Because of the rising pandemic and how uncertain the medical community was with how Covid-19 would affect pregnancy and developing fetuses, all of my co-workers learned shortly after I did about my pregnancy. At first, this was challenging sharing the information and left me feeling very vulnerable, but I was thankful to have these ladies’ support during that time. 

Is there a group chat? 

We started a group chat shortly after discovering each other and continuing to update each other often about what is happening. As many of our due dates are approaching, we are anxiously awaiting texts of each of our new babies arriving in the world.  

Path to pregnancy?

I am fortunate enough to say my husband and I had no problems conceiving our daughter, and she was somewhat of a surprise post honeymoon. My husband and I both are wholly grateful and recognize that this process is not easy for all couples and acknowledge that many struggle with fertility issues. 

Birth story?

Although getting pregnant was not a struggle for us, I would not say I had the most fantastic pregnancy. I struggled with nausea throughout all three trimesters and ended up diagnosed with both gestational diabetes and gestational hypertension. At my 36 week appointment, I was told that we would be induced no later than 37 weeks due to newly diagnosed hypertension. Three days later, we were in the hospital being induced for my safety and the baby’s. Labor was relatively easy and lasted about 24 hours; we welcomed our daughter at 11:52 pm on November 16th. Both she and I were healthy and happy after delivery and couldn’t have asked for a better team to help us welcome her into the world. We are beyond thankful for all the NYU Langone staff who took care of us made sure we were both healthy and safe during and after delivery! 

Are you breastfeeding? 

Yes, I am currently breastfeeding, and although it is going well, it can be challenging at times due to how time-consuming it can be. This process has made me realize what warriors women really are and how powerful our bodies are. I am beyond thankful for what my body has done for me (and my daughter). 

Being pregnant during Covid-19 especially as a nurse at the hospital? 

Being pregnant during Covid-19 was an added continuous stressor to an already stressful situation.

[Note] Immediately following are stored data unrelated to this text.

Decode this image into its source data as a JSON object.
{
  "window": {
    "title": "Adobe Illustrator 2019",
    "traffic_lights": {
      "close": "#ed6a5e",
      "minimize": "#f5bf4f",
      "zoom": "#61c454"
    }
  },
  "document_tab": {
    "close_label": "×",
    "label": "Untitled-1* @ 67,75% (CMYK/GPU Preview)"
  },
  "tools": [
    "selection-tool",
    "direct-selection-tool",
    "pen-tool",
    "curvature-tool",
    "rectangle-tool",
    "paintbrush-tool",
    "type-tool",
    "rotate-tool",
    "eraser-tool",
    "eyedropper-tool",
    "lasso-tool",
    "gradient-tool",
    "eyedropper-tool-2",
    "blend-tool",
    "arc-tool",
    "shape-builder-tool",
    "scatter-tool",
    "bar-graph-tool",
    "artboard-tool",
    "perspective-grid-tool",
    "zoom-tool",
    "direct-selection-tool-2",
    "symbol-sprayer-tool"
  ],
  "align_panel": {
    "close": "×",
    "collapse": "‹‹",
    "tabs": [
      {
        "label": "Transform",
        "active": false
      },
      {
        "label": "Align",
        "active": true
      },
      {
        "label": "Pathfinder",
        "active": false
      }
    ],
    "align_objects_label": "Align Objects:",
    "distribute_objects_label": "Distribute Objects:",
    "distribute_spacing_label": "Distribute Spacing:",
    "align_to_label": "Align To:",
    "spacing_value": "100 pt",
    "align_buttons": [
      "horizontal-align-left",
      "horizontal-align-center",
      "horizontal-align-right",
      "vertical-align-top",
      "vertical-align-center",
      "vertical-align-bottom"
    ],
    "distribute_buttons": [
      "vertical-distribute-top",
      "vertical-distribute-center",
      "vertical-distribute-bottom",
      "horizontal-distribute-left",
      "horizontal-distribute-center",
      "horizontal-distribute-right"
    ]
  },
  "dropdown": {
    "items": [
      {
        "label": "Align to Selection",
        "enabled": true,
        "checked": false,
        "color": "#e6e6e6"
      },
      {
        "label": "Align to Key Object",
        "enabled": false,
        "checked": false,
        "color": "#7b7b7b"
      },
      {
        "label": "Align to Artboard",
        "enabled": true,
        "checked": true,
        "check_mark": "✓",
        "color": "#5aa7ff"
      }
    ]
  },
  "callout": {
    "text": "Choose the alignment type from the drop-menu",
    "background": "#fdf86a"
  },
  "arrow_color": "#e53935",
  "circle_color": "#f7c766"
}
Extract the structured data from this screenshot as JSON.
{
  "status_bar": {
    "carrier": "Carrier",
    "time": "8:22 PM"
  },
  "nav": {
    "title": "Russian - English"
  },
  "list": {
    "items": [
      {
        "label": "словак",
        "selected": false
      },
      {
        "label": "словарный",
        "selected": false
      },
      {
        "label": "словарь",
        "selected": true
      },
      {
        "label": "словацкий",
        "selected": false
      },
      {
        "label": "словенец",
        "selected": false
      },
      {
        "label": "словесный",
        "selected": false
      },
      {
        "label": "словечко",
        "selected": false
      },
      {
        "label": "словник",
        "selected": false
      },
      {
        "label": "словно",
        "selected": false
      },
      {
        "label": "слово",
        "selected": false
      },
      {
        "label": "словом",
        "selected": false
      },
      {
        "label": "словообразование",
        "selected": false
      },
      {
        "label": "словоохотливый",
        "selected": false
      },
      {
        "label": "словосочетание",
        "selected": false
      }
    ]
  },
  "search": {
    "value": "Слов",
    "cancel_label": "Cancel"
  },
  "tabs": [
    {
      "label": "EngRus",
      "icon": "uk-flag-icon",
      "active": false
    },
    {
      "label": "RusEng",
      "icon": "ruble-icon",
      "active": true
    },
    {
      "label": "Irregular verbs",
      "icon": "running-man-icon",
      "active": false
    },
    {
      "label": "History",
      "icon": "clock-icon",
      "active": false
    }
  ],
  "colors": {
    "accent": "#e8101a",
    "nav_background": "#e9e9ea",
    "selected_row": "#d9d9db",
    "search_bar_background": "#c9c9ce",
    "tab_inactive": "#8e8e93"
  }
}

Being pregnant for the first time brings its own set of challenges as it is hard to know what to expect and what is “normal”. On top of that, OB visits were limited and reduced to about half of that from normal times and partners were not allowed. So my husband had to attend all of our visits via facetime instead of being there to hold my hand and experience it all for himself as well. This caused the pregnancy to not feel like “real” right off the bat because he was not allowed to be as involved as he usually would.

Additionally, having limited visits made it stressful for me as a first-time mom because I did not get that constant reassurance that the pregnancy was going well. Each visit felt rushed as the providers were trying to quickly get patients in and out of the office to prevent any transmission risks. After having my daughter, Covid-19 continues to play a role in our birth story. We are cautious about who we allow visiting our daughter, and most of our families have still not had an opportunity to meet her as they all live out of state. We knew it would be challenging to navigate after her arrival, which continues to be right now even as she is here. 

Advice you can share for new moms or newly pregnant women that may feel really nervous or anxious with Covid at this time?

Take each day in stride and try not to overthink it too much. We can only control so much in an ever-changing environment, focusing on the things you can manage and ways to keep you and your infant healthy and try not to stress about the things you cannot control. 

As a soon-to-be working nurse-mama how do you envision balancing being at the hospital and having a new baby?

I am still trying to figure this out myself and probably won’t have a clear answer for a while.